Tschechien, die Slowakei und Ungarn - Teil 1
Verborgene Schätze, einsame Strassen, kühles Bier – und eine große Hitzewelle.
Juli 2007.
Gestartet sind wir in München, den ersten Tag gemütlich auf kleinen Strassen, über Vilsbiburg, das sich für einen Kaffeestopp in der Altstadt, die wie eine Puppenstube wirkt, anbietet, nach Waldmünchen. Dort haben wir einen schönen Abend bei den Trenk Festspielen verbracht.
Am nächsten Morgen ging es weiter nach Tschechien.

Tag 1 (328km):
Klenci – Domazice – Kolzne – Spicak – Vimpek – Pachatice – Vissy Brod – Rozmbrek - Budweis.
Abwechslungsreiche Strecken erwarten uns am ersten Tag, nichts zum Rasen. Vom besseren Feldweg bis zur frisch geteerten Bundesstrasse. Auf weiten Teilen durch alte Wälder. Zeit auch mal die Seele baumeln zu lassen und einfach nur die schöne Landschaft zu geniessen.
Zum Mittagessen empfiehlt sich die historische Innenstadt von Prachatice. Die historische Kulisse beeindruckt,um den Marktplatz befinden sich mehrere gute Restaurants.
Weiter im Süden zieht sich die Strasse in großen Bögen durch den Böhmerwald und dann in einer großen Schleife entlang der Moldau vorbei an Czeski Krummsik (wer noch nicht da war ein kurzer Stopp lohnt sich) nach Budweis.
Dort ist als Hotel „U Tri Luv“, das in Laufweite des historischen Marktplatzes liegt, zu empfehlen. Es strahlt zwar Ostplattenbaucharme aus, bietet jedoch ein gutes Preisleistungsverhältnis und einen abgeschlossenen Parkplatz für die Mopeds.
Frisch geduscht genießen wir den kurzen Spaziergang und bestellen uns in einem der netten Lokale rund um das Rathaus, das verdiente kühle Bier.

Tag 2 (375 km)
Budweis – Treben – Jindrichuv Hradec – Telc – Brno – Bilovice – Adamer – Blansko – Vyskov – Kromerez
Nachdem von Stephans BMW Helm das Visier gebrochen ist suchen wir erstmal erfolglos einen BMW Händler in Budweis –es gibt Keinen!
Dann rufen wir Angie zuhause an, und bitten sie im Internet zu suchen, wo der nächste BMW Motorradhändler ist ... in Brno.
Na ja, dann ändern wir halt einwenig die Strecke.

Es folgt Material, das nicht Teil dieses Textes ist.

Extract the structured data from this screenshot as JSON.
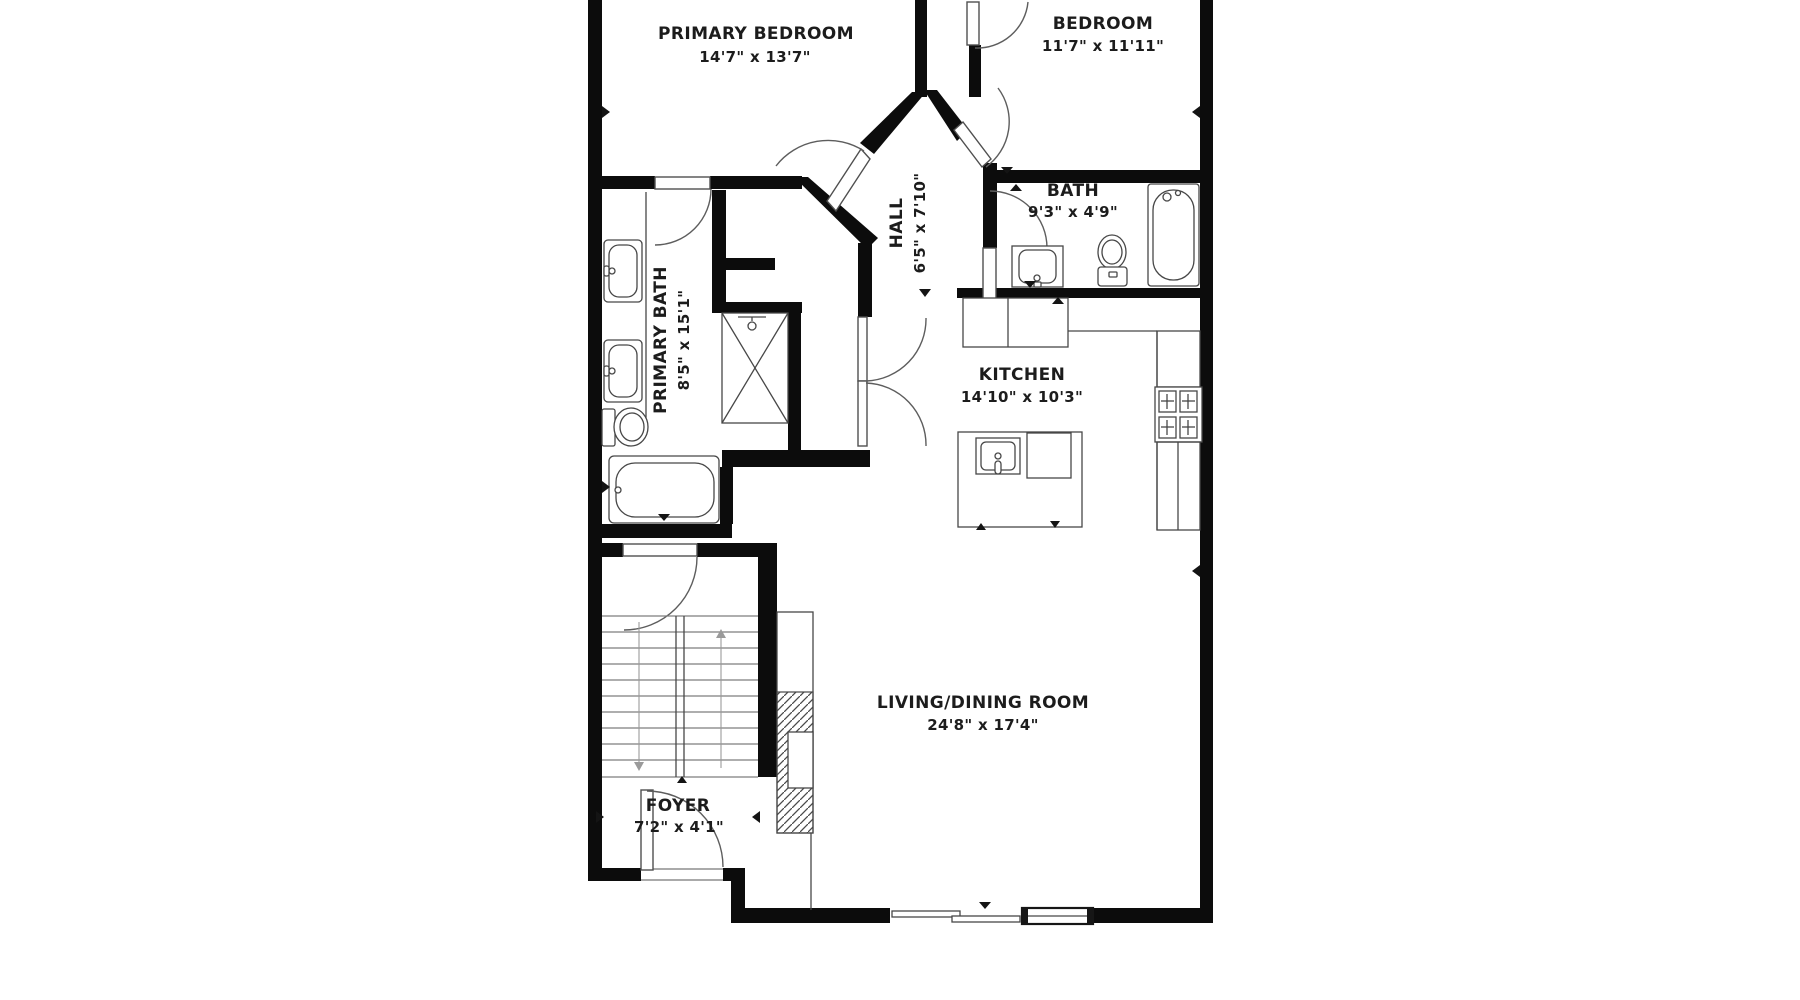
{
  "rooms": {
    "primary_bedroom": {
      "name": "PRIMARY BEDROOM",
      "dims": "14'7\" x 13'7\""
    },
    "bedroom": {
      "name": "BEDROOM",
      "dims": "11'7\" x 11'11\""
    },
    "bath": {
      "name": "BATH",
      "dims": "9'3\" x 4'9\""
    },
    "hall": {
      "name": "HALL",
      "dims": "6'5\" x 7'10\""
    },
    "primary_bath": {
      "name": "PRIMARY BATH",
      "dims": "8'5\" x 15'1\""
    },
    "kitchen": {
      "name": "KITCHEN",
      "dims": "14'10\" x 10'3\""
    },
    "living_dining": {
      "name": "LIVING/DINING ROOM",
      "dims": "24'8\" x 17'4\""
    },
    "foyer": {
      "name": "FOYER",
      "dims": "7'2\" x 4'1\""
    }
  },
  "colors": {
    "wall": "#0c0c0c",
    "background": "#ffffff",
    "fixture_line": "#474747",
    "text": "#1c1c1c"
  }
}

Stephans Navi will aber nicht, also alle noch mal anhalten und warten bis die Quäke ihren Frieden hat.
Umso weiter wir nach Osten kommen umso konfuser wird die „blonde Stimme des Navis“, denn die kleinen Strassen die wir aus der Karte ausgewählt haben, kennt sie schlichtweg nicht. Irgendwann ignorieren wir sie.
In Brno finden wir zwar den BMW Händler nach einigem Suchen, der hat auch Motorräder, aber ein Ersatzvisier, das müsste er bestellen - dauert eine Woche.

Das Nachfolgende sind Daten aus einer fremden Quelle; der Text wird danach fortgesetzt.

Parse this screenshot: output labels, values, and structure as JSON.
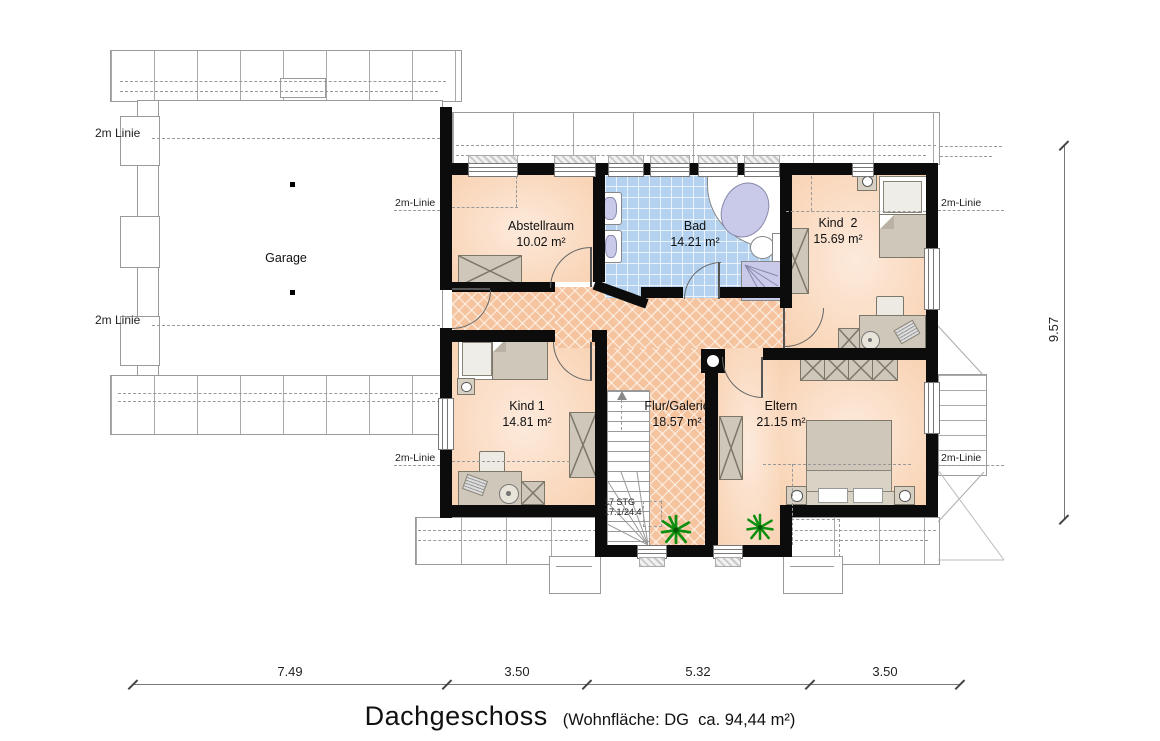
{
  "title": {
    "main": "Dachgeschoss",
    "sub": "(Wohnfläche: DG  ca. 94,44 m²)"
  },
  "rooms": {
    "garage": {
      "name": "Garage"
    },
    "abstellraum": {
      "name": "Abstellraum",
      "area": "10.02 m²"
    },
    "bad": {
      "name": "Bad",
      "area": "14.21 m²"
    },
    "kind2": {
      "name": "Kind  2",
      "area": "15.69 m²"
    },
    "kind1": {
      "name": "Kind 1",
      "area": "14.81 m²"
    },
    "flur": {
      "name": "Flur/Galerie",
      "area": "18.57 m²"
    },
    "eltern": {
      "name": "Eltern",
      "area": "21.15 m²"
    }
  },
  "stairs": {
    "steps": "17 STG",
    "ratio": "17.1/24.4"
  },
  "dimensions": {
    "bottom": [
      "7.49",
      "3.50",
      "5.32",
      "3.50"
    ],
    "right": "9.57"
  },
  "guides": {
    "garage_top": "2m Linie",
    "garage_bottom": "2m Linie",
    "house_left_top": "2m-Linie",
    "house_left_bottom": "2m-Linie",
    "house_right_top": "2m-Linie",
    "house_right_bottom": "2m-Linie"
  },
  "colors": {
    "wall": "#0c0c0c",
    "room_fill": "#f8d6bb",
    "hall_fill": "#f5c49e",
    "bath_fill": "#b4d2f0",
    "fixture": "#c9c9ea",
    "furniture": "#cfc8ba",
    "plant": "#0f8f0f"
  }
}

Also zurück zu dem großem Einkaufscenter, das wir bei der Suche passiert hatten. Es ist brütend heiß, alles lechst nach etwas Kaltem zu trinken. Die Jungs wollen die vollbeladenen Mopeds nicht herrenlos herumstehen lassen. Man weiß ja nie...
Ich gehe allein in das Einkaufszentrum und hole eiskaltes Cola und nehme bei der Gelegenheit noch ein „Pickbandel“ (Faserklebeband) mit. Damit kleben wir das Visier. Es hält erstaunlich gut bis wir wieder zuhause sind.
Die Bahnübergänge werden immer abenteuerlicher, selbst bei der Adventure sitzt der Hauptständer auf.
In einem Ort an dessen Namen ich mich nicht mehr erinnere, treffen wir auf einen kaputten Bahnübergang, wir brüten in der Hitze. Erst warten wir brav an der Spitze der Schlange, es tut sich nichts – 10 Minuten vergehen ich habe das Gefühl gleich wegzuschmelzen oder an Hitzschlag zu sterben. Ich rufe nach vorne, ob wir nicht einfach so über die Gleise fahren sollten und die Schranke ignorieren.
Die Jungs wollen nicht, aber immerhin drehen wir um. Finden einen interessanten Weg durch diverse Hinterhöfe – auch ohne Navi, nur mit Bauchgefühl.
[img 43341]Gegen Abend kommen wir ziemlich erledigt in Kromerez an. Die Vorfreude auf die Dusche ist gigantisch, endlich raus aus den Klamotten, ein himmlischer Gedanke!
In der „Penzion Excellence“ finden wir ein prima Quartier für die Nacht. Die Penzion hat im Erdgeschoss ein gutes Restaurant. Bei leckerem Essen und einem Glas Wein klingt ein ereignisreicher Tag aus.
Wir kennen jetzt alle BMW Händler zwischen Budweis und Kromerez.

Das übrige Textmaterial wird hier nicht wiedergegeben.